SEC Chair Atkins calls for new rules for smaller companies to ‘make IPOs great again’
Securities and Exchange Commission Chair Paul Atkins wants to “make IPOs great again.”
In a speech on Tuesday, the Trump-appointed head of the SEC outlined how the agency will work to lighten public disclosure requirements for smaller and newer companies in an effort to bring more of them to the public market.
“If we want the next generation of innovators to choose our public markets, we need disclosure that is calibrated for a company’s size and maturity,” Atkins said during a speech delivered at the New York Stock Exchange.
Atkins noted that under current reporting requirements, a company with a $250 million market capitalization must file the same public disclosures as a firm 100 times its size.
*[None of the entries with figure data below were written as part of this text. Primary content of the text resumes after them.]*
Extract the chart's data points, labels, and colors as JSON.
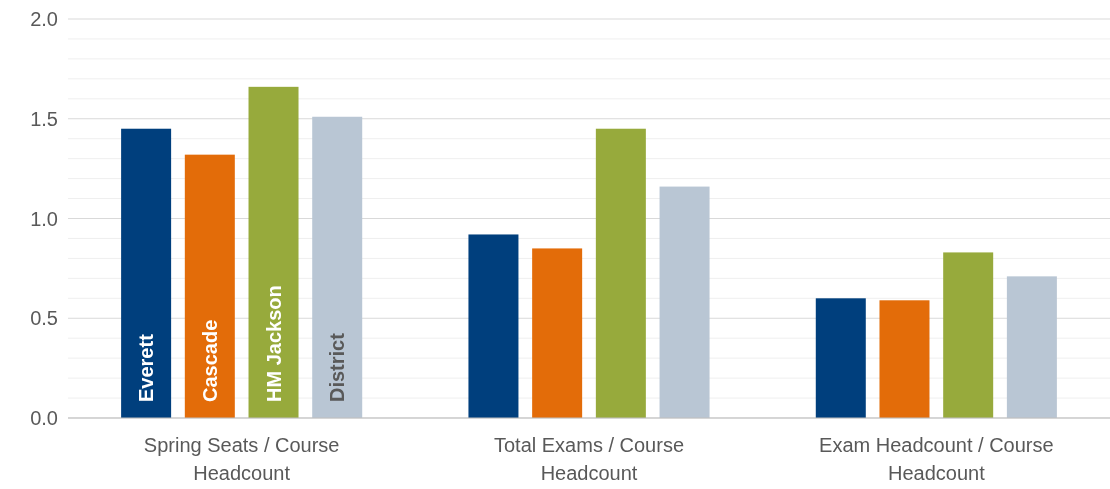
{
  "chart_data": {
    "type": "bar",
    "categories": [
      "Spring Seats / Course Headcount",
      "Total Exams / Course Headcount",
      "Exam Headcount / Course Headcount"
    ],
    "series": [
      {
        "name": "Everett",
        "color": "#003f7d",
        "values": [
          1.45,
          0.92,
          0.6
        ]
      },
      {
        "name": "Cascade",
        "color": "#e36c09",
        "values": [
          1.32,
          0.85,
          0.59
        ]
      },
      {
        "name": "HM Jackson",
        "color": "#97aa3c",
        "values": [
          1.66,
          1.45,
          0.83
        ]
      },
      {
        "name": "District",
        "color": "#b9c6d4",
        "values": [
          1.51,
          1.16,
          0.71
        ]
      }
    ],
    "ylim": [
      0,
      2
    ],
    "yticks": [
      {
        "value": 0,
        "label": "0.0"
      },
      {
        "value": 0.1,
        "label": null
      },
      {
        "value": 0.2,
        "label": null
      },
      {
        "value": 0.3,
        "label": null
      },
      {
        "value": 0.4,
        "label": null
      },
      {
        "value": 0.5,
        "label": "0.5"
      },
      {
        "value": 0.6,
        "label": null
      },
      {
        "value": 0.7,
        "label": null
      },
      {
        "value": 0.8,
        "label": null
      },
      {
        "value": 0.9,
        "label": null
      },
      {
        "value": 1,
        "label": "1.0"
      },
      {
        "value": 1.1,
        "label": null
      },
      {
        "value": 1.2,
        "label": null
      },
      {
        "value": 1.3,
        "label": null
      },
      {
        "value": 1.4,
        "label": null
      },
      {
        "value": 1.5,
        "label": "1.5"
      },
      {
        "value": 1.6,
        "label": null
      },
      {
        "value": 1.7,
        "label": null
      },
      {
        "value": 1.8,
        "label": null
      },
      {
        "value": 1.9,
        "label": null
      },
      {
        "value": 2,
        "label": "2.0"
      }
    ],
    "grid": "y",
    "legend": false
  }
}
That burden, he argued, has contributed to a roughly 40% drop in the number of public companies since the mid-1990s.
The chair also laid out a broader goal of reworking public disclosures for all companies by mandating that all of the public information they give must be financially material.
The shift would mark a reversal of efforts in recent years that have called for public companies to share more information with investors relating to their environmental, social, and governance (ESG) policies.
“Our capital markets thrive not through the volume of disclosures, but the clarity and importance of them to investors,” Atkins said.
The chair also signaled possible reforms to executive pay disclosure.
Citing consensus from a recent SEC gathering and echoing a criticism by Warren Buffett, Atkins argued that the existing rules have led to bloated proxy statements and other public filings that have offered little benefit to shareholders.
Atkins’ goal to narrow public disclosures and tailor their rigor based on a company’s size is just one leg of his plan to make it less expensive and arduous to run a public company.
The head of Wall Street’s top securities regulator is also looking to make it easier for companies to ignore shareholder proposals in their proxy materials related to ESG matters, such as those calling for more transparency and reporting by companies on their workforce diversity, carbon emissions, and executive pay.
There are far fewer public companies today than there were in the three decades before the financial crisis, according to data from the World Bank. That entails some combination of fewer companies seeking to go public and more public firms looking to go private despite a booming US stock market.
Despite a volatile spring with the rollout of the Trump administration’s sweeping tariff plans, the US IPO market has seen several major listings this year, including CoreWeave (CRWV), Klarna (KLAR), Figma (FIG), and a host of crypto firms like Circle (CRCL) and Bullish (BLSH).